Urban praxis is always conducted in a concrete urban space. How this space is dealt with and negotiated has a decisive impact on the cultural processes of appropriation and negotiation. Questions are asked such as: What history occupies this place? How is it manifested? Who is involved in narrating it and who is not? How can it be activated and critically reviewed?

As part of a panel at the conference "Urban Praxis. New Contexts for Cultural Infrastructures", we talked to four scholars and/or curators about their perspectives on remembering as part of the negotiation process in urban places. We shifted the focus of urban praxis to artistic and institutional, self-organizing and delegated processes dealing with history and memory, in the context of which methods of actualizing, appropriating, regenerating, and creating the public sphere are continually being applyied. We ask: What sites are being occupied and negotiated? Which fields of knowledge are shaping these processes? Where do different fields of expertise come together? Which analog and digital channels are conveying these processes? What facets are being revealed? In this new context of (multi-disciplinary) urban design, the transformation of urban spaces poses multi-faceted challenges.

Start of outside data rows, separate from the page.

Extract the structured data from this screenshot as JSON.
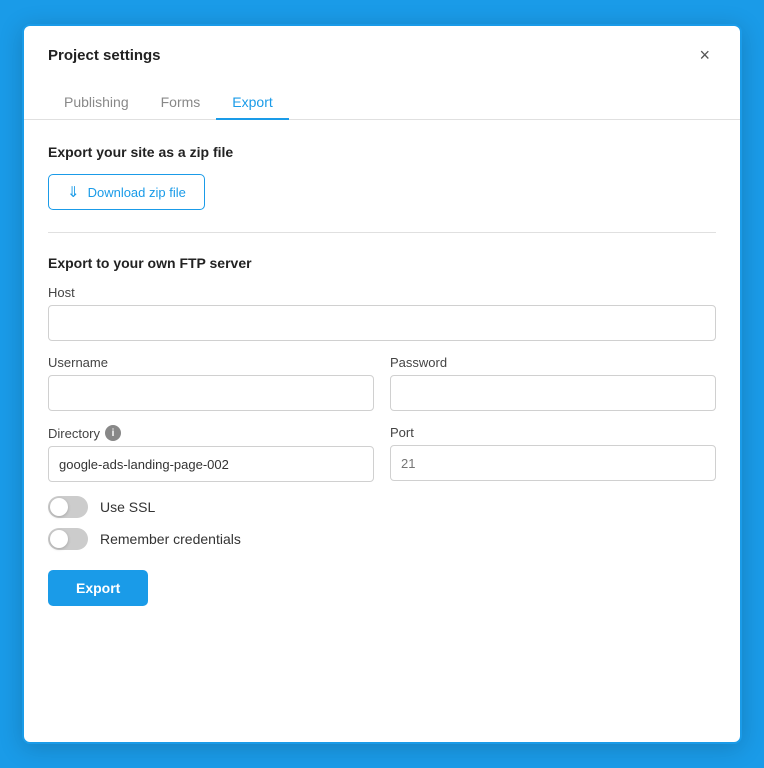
{
  "dialog": {
    "title": "Project settings",
    "close_label": "×"
  },
  "tabs": [
    {
      "id": "publishing",
      "label": "Publishing",
      "active": false
    },
    {
      "id": "forms",
      "label": "Forms",
      "active": false
    },
    {
      "id": "export",
      "label": "Export",
      "active": true
    }
  ],
  "export_section": {
    "zip_title": "Export your site as a zip file",
    "download_btn_label": "Download zip file",
    "ftp_title": "Export to your own FTP server",
    "fields": {
      "host_label": "Host",
      "host_placeholder": "",
      "username_label": "Username",
      "username_placeholder": "",
      "password_label": "Password",
      "password_placeholder": "",
      "directory_label": "Directory",
      "directory_value": "google-ads-landing-page-002",
      "port_label": "Port",
      "port_placeholder": "21"
    },
    "toggles": {
      "ssl_label": "Use SSL",
      "remember_label": "Remember credentials"
    },
    "export_btn_label": "Export"
  }
}
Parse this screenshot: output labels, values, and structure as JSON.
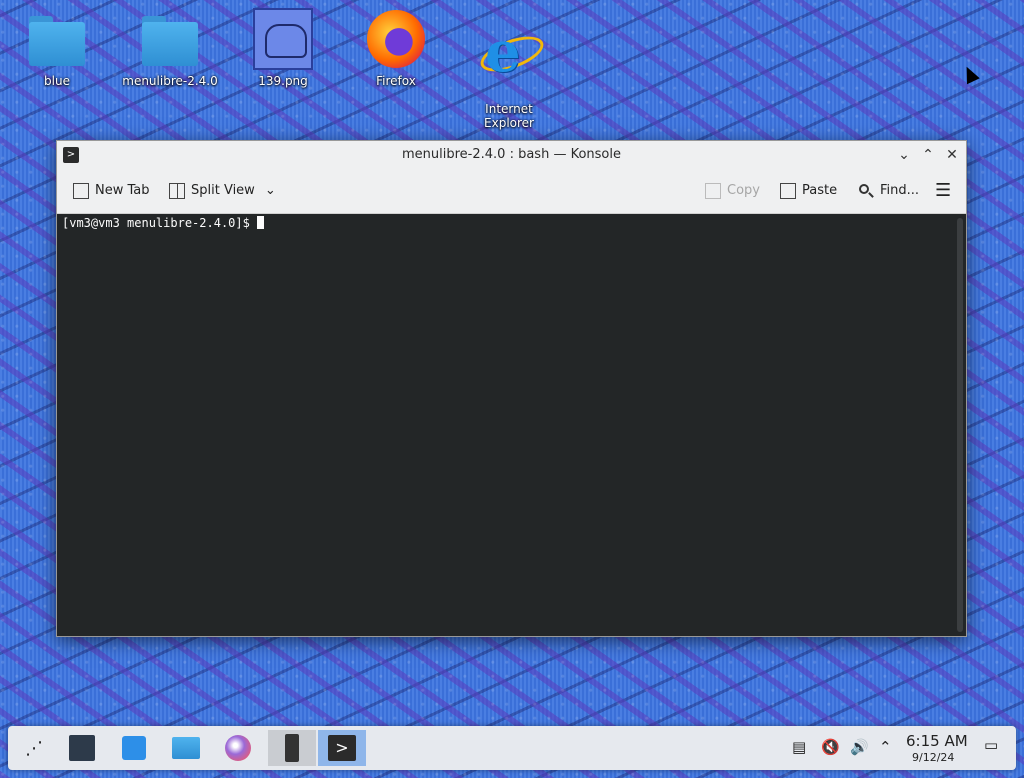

In four commentaries, our panelists provide different perspectives on the issue of contemporary and historical strategies of appropriation, the cultural urban spaces involved, and their institutions and actors, based on their inquiries and the findings of their research.

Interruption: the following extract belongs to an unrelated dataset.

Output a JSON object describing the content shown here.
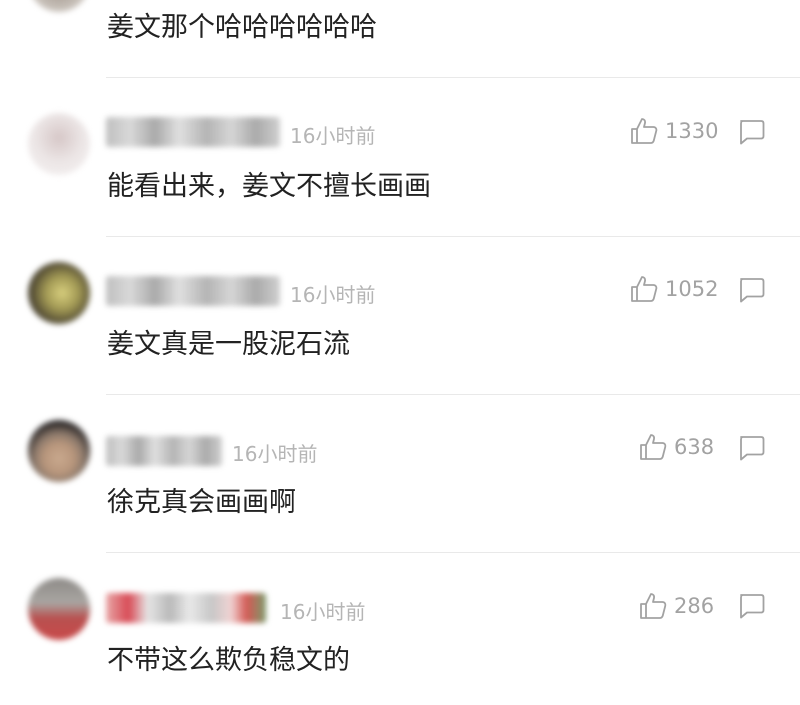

Focusing on the example of the architectural reconstruction of the National Theater in Munich, Marie-Charlott Schube outlines how the theater-building mission generates various public spheres in the urban context which, however, exclude mainstream urban society. She addresses the questions thus raised about the extent to which theater-building and practices of theater-use are, or have the potential to be, part of the urban space by reviewing current activities in and around the Schauspiel Wuppertal.

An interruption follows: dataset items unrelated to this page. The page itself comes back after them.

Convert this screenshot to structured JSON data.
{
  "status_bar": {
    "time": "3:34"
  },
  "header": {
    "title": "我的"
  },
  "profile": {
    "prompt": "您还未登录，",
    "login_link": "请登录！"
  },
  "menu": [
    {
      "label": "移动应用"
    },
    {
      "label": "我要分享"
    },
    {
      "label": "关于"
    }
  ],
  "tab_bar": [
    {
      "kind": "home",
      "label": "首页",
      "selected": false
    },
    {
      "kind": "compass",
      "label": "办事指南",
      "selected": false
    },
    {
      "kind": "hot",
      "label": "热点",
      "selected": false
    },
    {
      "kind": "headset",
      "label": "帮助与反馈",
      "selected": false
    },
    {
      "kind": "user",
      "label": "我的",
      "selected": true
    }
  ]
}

Pablo Santacana López considers remembering as a form of embodiment in the performative practice of reenactment. Taking Jeremy Deller’s The Battle of Orgreave as an example, he inquires into the potential of artistic practice to renegotiate historiography.

Julia Kurz focuses on the exhibition Beyond the L, which she co-curated at the Stadtgeschichtliches Museum Leipzig, to explore remembrance practice as conducted by museums – institutions and sites of urban negotiation. She observes and criticizes a tendency towards controlling remembrance to promote a specific identity, which leave many blanks and omissions, and contrasts it with examples of a more diverse approach to confronting the colonial and anti-Semitic cultural heritage of the city of Leipzig.

Analysing the example of Initiative 19. Februar Hanau, Marianna Liosi discusses how the public sphere is produced in urban spaces and online, and to what extent the boundaries between these spheres are becoming increasingly blurred. She considers how remembering (in the sense of both mourning and attributing responsibility) creates and shapes the public sphere and, specifically where online/offline participation is concerned, can become a form of activism.

These four commentaries show the diversity of urban memory practices and how they open debate on urban space. The artistic and curatorial actions they address reveal new perspectives and renegotiate urbanity. They range from the historical practice of architectural reconstruction that is still pursued today; to a fascination with making historical events realistically tangible; the demands of the museum as a history-making institution and a space for discourse; and the negotiation of commemoration between virtual and physical space. Urban spaces are co-created in the light of the different levels on which these practices take place.